Online, in-person, in the checkout line (seriously, that happened, once), people ask me at least once a week how to get started in shamanism. For the sake of not answering it evermore, I’m creating this post in the hopes that it addresses some of your questions, and gives you a solid direction for that next step.
My foremost answer is to double check your calling. If you’re not sure clear on what I mean about calling, or it’s crystal clear, though you don’t know what to do with it, I’ve written about that, as well, and done a couple of podcasts on it.
My second answer is: Do you know what shamanism is? Most people think they do, yet they really don’t. Educate yourself on the various cultural representations of shamanism–including that the term is not a catch-all word for folks talking to their spirit guides and serving community. If you don’t know what I mean by that, read up. Also, inform yourself on patriarchy, spiritual colonization, spiritual tourism, and the influence oppression has had in shaping modern shamanism.
My third answer is a question: Are you interested in a particular culture of shamanism? I ask this because it weeds out anyone who doesn’t know what cultural appropriation is right on the spot. Those who know, understand that they need to approach an elder of the tradition they’re interested in to see if such study is even possible. I advise them to do further homework to find resources on that cultural path, then contact the people, therein, who are teachers. Those who don’t know what cultural appropriation is or argue it away are temporarily derailed to educate themselves before our conversation can go further.
I’m not playing that.
For those who know what cultural appropriation is and want to study shamanism aligned with their cultural background, we have the talk about broken paths, about how even though we are intellectually aware of our shamanic ancestral lineage, it’s still a broken path, upon which we have to tread carefully to honor those for whom it wasn’t broken. We also have to acknowledge why that path was broken (including mass slaughter, slavery, and forced conscription–it’s never for a good reason) and be willing to tackle any healing work needed around it as part of their education on shamanism.
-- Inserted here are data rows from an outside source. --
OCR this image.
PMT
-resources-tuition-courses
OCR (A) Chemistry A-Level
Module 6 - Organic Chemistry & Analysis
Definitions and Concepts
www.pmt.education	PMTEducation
When we finally reach the point that we can talk about the shamanism of now, of where we’re currently standing, I talk to them about animism, and point them to the gajillion helpful articles on my site, as well as my books, which cover everything from my personal calling and rejection of it, to how to get started. I point them to my podcast, What in the Wyrd, as well as these fantabulous podcasts:
Other books I recommend are anything by Sandra Ingerman, Hillary Webb, Malidoma Some, and Felicitas Goodman. Also, Sacred Hoop, the gold standard shamanism journal edited by Nick Breeze Wood, who also created a free edition solely devoted to answer similar questions about shamanism: “Guide to Shamanism”
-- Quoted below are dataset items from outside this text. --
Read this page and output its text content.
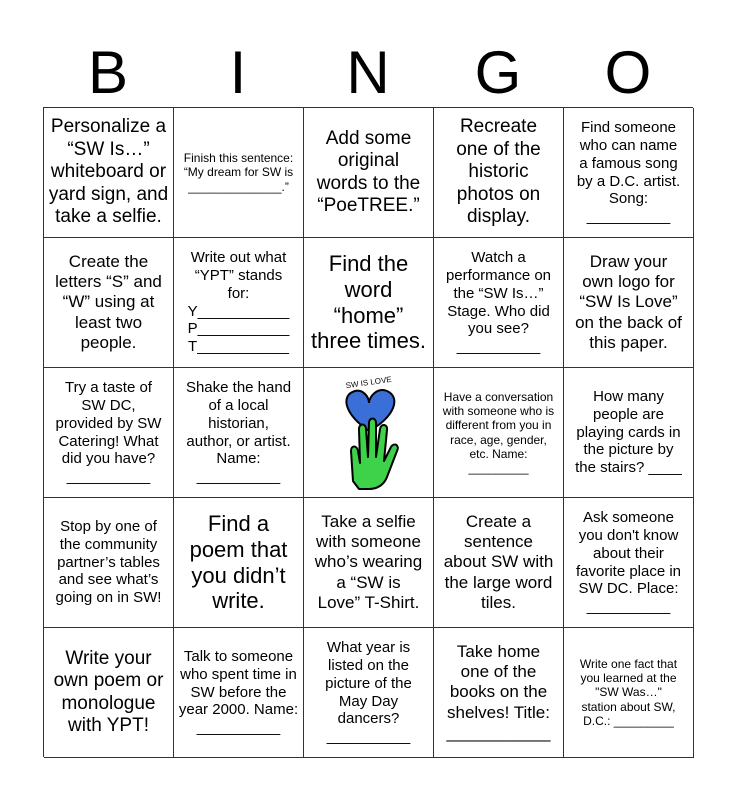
B	I	N	G	O
Personalize a
“SW Is…”
whiteboard or
yard sign, and
take a selfie.
Finish this sentence:
“My dream for SW is
______________.”
Add some
original
words to the
“PoeTREE.”
Recreate
one of the
historic
photos on
display.
Find someone
who can name
a famous song
by a D.C. artist.
Song:
__________
Create the
letters “S” and
“W” using at
least two
people.
Write out what
“YPT” stands
for:
Y___________
P___________
T___________
Find the
word
“home”
three times.
Watch a
performance on
the “SW Is…”
Stage. Who did
you see?
__________
Draw your
own logo for
“SW Is Love”
on the back of
this paper.
Try a taste of
SW DC,
provided by SW
Catering! What
did you have?
__________
Shake the hand
of a local
historian,
author, or artist.
Name:
__________
SW IS LOVE
Have a conversation
with someone who is
different from you in
race, age, gender,
etc. Name:
_________
How many
people are
playing cards in
the picture by
the stairs? ____
Stop by one of
the community
partner’s tables
and see what’s
going on in SW!
Find a
poem that
you didn’t
write.
Take a selfie
with someone
who’s wearing
a “SW is
Love” T-Shirt.
Create a
sentence
about SW with
the large word
tiles.
Ask someone
you don't know
about their
favorite place in
SW DC. Place:
__________
Write your
own poem or
monologue
with YPT!
Talk to someone
who spent time in
SW before the
year 2000. Name:
__________
What year is
listed on the
picture of the
May Day
dancers?
__________
Take home
one of the
books on the
shelves! Title:
___________
Write one fact that
you learned at the
"SW Was…"
station about SW,
D.C.: _________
No, I don’t recommend books by Michael Harner, Mircea Eliade, I.M. Lewis, Carlos Castaneda, or Lynn Andrews, unless you want to more clearly understand what not to do regarding cultural appropriation, to be othered to death, or just want to understand the biases facing modern shamanism.
I’m not about playing that, either.
Reading and doing any of the above suggested introspection, study, or exploration doesn’t make you a shaman, it just makes you brilliantly informed about its potential in your life, and how not to offend the crap out of others on the path.
If you’ve done all of that and have some navigation for where you’re headed on your path, the next step is to find an ethical mentor, who has mastered what you want to learn.
As always, thank you for the work you do. Thank you for showing up.